“Delia o un mattino di giugno” o della luce calda che ci risveglia da dentro
“Delia o un mattino di giugno” (Barta, pp. 141, euro 13) è il nuovo romanzo di Margherita Loy, autrice romana trapiantata nella campagna lucchese.
“Non saprei definire il sentimento silenzioso che mi suscita; assomiglia all’affetto, ma non ha dell’affetto lo spessore dato dagli anni. Comunque, quando lo vedo, ho la sensazione che la mia giornata possa essere migliore; l’ho trasformato in un buon auspicio. Mi rassicura vederlo lì: la sua attesa mi dice che la vita può contenere spazi privi di significato. Lui aspetta e fuma.”
Delia è rimasta sola con due bambini, la sua vita corre veloce tra la famiglia, il lavoro e i pensieri-seme che la tengono sveglia la notte: ricordi, questioni pratiche, preoccupazioni.
Anche di giorno, per tenerli a bada quei pensieri-semi, per combattere solitudine e senso di inadeguatezza, Delia si butta in una serie di verbi, di azioni: alzarsi, lavarsi, accompagnare, guidare, lavorare, parlare, decidere, discutere, leggere, mangiare (di nascosto, la notte), cucinare, annaffiare (l’estate), comprare, parlare, ascoltare, custodire, accudire. Quest’ultima azione è soprattutto rivolta verso i figli per i quali quasi si annulla: poche uscite, niente vacanze, molta ansia da prestazione. Solo il chiasso della fretta la fa andare avanti, attenuando il dolore per l’assenza del marito, per questo suo sentirsi un passo indietro. Una buona cura che però, come tutte le cure, sta perdendo la sua efficacia. E in questa crepa si insinua l’uomo-pinguino: più grande di Delia di diversi anni, con un ventre che fa pensare appunto a un pinguino, alla metà perfetta di un uovo. Tutta la fretta di Delia è annullata da tutta la calma dell’uomo-pinguino che ogni mattina è sempre fermo allo stesso incrocio, in attesa, paziente, e fuma. Con l’uomo-pinguino, tutto finalmente accade senza progetto. È la rinascita di Delia: del desiderio, della speranza, della felicità mista a paura, della voglia di farsi toccare i capelli, lucidi, castani, bellissimi di cui va tanto fiera. È il risveglio del suo essere donna.
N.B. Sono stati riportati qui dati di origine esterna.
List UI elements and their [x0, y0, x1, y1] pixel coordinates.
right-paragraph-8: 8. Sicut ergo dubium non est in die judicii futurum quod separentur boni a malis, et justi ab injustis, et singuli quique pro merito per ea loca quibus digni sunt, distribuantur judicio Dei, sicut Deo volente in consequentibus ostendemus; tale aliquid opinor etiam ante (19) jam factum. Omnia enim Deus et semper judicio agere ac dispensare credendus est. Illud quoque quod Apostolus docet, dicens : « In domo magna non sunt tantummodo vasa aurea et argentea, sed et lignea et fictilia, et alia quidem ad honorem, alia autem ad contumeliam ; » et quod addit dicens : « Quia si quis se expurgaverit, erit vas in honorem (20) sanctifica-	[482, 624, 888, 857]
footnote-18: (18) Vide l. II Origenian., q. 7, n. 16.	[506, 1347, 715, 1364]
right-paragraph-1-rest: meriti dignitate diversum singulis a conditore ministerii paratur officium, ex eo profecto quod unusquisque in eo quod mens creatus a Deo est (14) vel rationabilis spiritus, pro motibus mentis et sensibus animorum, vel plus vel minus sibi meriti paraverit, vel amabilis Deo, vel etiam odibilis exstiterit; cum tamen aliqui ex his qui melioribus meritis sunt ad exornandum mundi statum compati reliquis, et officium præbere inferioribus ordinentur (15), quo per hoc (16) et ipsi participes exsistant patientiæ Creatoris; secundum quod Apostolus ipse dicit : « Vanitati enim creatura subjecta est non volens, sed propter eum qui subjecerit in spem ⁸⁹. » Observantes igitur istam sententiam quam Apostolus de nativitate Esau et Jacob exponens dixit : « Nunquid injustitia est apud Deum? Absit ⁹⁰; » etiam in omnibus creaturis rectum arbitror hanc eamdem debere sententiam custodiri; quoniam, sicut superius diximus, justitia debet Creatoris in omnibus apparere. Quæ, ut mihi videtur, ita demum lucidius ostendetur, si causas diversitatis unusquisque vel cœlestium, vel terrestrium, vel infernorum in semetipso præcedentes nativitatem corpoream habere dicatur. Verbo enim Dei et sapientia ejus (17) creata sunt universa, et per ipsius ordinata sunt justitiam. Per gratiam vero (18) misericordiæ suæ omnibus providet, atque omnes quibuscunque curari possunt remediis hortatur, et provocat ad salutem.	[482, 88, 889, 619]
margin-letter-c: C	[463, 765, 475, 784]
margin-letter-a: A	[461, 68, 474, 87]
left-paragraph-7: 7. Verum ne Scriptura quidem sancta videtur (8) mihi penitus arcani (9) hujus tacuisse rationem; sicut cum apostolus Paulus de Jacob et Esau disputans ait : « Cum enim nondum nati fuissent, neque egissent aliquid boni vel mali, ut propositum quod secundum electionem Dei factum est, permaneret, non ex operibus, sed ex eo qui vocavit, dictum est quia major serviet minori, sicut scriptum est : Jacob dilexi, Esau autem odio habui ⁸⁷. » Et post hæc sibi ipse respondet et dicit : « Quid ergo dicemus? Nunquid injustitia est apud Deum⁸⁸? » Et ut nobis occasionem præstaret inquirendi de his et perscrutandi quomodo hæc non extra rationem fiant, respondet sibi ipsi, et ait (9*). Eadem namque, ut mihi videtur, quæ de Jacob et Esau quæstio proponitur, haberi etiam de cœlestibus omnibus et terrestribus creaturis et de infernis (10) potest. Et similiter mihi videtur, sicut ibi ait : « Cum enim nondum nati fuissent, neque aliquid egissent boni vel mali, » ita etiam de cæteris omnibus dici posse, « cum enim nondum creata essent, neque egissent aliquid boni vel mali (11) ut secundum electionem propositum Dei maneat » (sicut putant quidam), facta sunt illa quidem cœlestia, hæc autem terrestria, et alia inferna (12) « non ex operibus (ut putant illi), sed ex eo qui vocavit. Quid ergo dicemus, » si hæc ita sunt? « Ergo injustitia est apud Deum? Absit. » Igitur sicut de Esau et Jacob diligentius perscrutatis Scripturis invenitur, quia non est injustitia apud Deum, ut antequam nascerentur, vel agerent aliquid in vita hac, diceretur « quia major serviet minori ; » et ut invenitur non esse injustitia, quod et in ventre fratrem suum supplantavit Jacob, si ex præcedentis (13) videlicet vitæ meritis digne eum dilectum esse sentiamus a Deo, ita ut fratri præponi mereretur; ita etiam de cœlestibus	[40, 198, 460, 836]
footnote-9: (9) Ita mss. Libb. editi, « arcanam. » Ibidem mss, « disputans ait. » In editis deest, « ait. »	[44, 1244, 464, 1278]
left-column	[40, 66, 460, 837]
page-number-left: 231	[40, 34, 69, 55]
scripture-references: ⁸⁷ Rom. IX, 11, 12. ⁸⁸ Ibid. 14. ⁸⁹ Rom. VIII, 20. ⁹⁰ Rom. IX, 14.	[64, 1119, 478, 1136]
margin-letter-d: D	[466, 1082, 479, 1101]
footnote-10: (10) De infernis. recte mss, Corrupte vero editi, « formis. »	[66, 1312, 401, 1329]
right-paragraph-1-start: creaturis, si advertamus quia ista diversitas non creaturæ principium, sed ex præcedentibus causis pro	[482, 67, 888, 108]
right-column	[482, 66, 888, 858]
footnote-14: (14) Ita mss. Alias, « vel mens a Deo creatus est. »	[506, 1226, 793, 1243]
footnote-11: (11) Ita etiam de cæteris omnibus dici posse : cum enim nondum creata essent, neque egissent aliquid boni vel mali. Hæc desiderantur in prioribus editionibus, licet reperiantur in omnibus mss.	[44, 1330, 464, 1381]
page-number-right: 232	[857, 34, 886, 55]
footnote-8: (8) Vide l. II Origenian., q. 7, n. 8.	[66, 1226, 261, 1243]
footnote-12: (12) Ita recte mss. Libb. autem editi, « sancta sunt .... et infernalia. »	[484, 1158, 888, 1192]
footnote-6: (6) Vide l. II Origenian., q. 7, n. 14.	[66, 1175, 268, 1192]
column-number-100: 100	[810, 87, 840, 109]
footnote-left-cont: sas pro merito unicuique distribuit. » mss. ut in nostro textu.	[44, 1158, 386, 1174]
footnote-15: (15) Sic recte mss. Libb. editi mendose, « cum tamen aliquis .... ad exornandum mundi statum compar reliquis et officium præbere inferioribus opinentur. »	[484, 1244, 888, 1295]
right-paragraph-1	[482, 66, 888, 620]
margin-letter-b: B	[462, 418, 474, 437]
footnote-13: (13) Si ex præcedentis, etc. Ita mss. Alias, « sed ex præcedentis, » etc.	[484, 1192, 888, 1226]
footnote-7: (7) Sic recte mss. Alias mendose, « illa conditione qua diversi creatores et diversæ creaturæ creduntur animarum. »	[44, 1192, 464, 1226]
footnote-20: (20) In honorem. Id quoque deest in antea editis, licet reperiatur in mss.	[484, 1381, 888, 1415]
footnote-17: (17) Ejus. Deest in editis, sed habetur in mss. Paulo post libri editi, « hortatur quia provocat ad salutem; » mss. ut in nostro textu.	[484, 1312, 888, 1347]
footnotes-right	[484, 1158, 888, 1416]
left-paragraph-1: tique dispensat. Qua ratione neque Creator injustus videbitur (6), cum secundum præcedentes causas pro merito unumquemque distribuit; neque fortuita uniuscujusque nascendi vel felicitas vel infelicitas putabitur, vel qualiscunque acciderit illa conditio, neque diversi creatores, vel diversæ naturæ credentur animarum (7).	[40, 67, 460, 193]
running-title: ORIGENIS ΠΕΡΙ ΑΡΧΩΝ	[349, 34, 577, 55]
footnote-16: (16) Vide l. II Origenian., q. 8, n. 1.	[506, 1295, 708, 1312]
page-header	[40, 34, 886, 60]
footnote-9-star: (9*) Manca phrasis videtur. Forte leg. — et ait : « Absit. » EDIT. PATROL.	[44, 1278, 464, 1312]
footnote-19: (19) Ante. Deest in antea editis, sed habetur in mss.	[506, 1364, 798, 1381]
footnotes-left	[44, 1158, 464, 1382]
Quello con Ernesto, l’uomo-pinguino, diventa un appuntamento quotidiano che si fa dialogo, il racconto di equilibri precari, di assenze, ritorni inaspettati che danno un dolore ormai quieto perché superato.
“È come, cara Delia, estrarre dalla mente i nostri ricordi, isolarli e aspettare che il veleno che ce li rende insopportabili venga eliminato e, a quel punto, rimetterli nella testa con tutta la loro benefica efficacia.”
Attraverso questo rapporto, Delia si ritrova faccia a faccia con il suo farsi domande ovvero il suo modo di farsi male. Si vede costretta a rimmergersi nel passato, ma in un modo nuovo, finalmente costruttivo che mette da parte rabbia, vergogna per ciò che è stata, lasciando solo la pietà. L’occasione per seguire un filo che la riconduce alla madre Cathy, affetta da depressione, e alla mancanza di Fosco, padre dei suoi figli.
Parlare con l’uomo-pinguino è ricordarsi che al di là di tutte le teorie che la nostra testa elabora, la realtà sa palesarsi semplice ed elementare. Bisogna accettare il desiderio di voler essere amati, anche quando non c’è un amore in quel momento.
Quello con Ernesto non è amore, è per Delia la possibilità di conoscerlo e di conoscersi, sopravvivendo al passaggio del suo passato. Finalmente.
“A lei è bastata la voglia di vivere, per vivere. Certo, lo so bene, non sempre è così. Ma a volte accade.”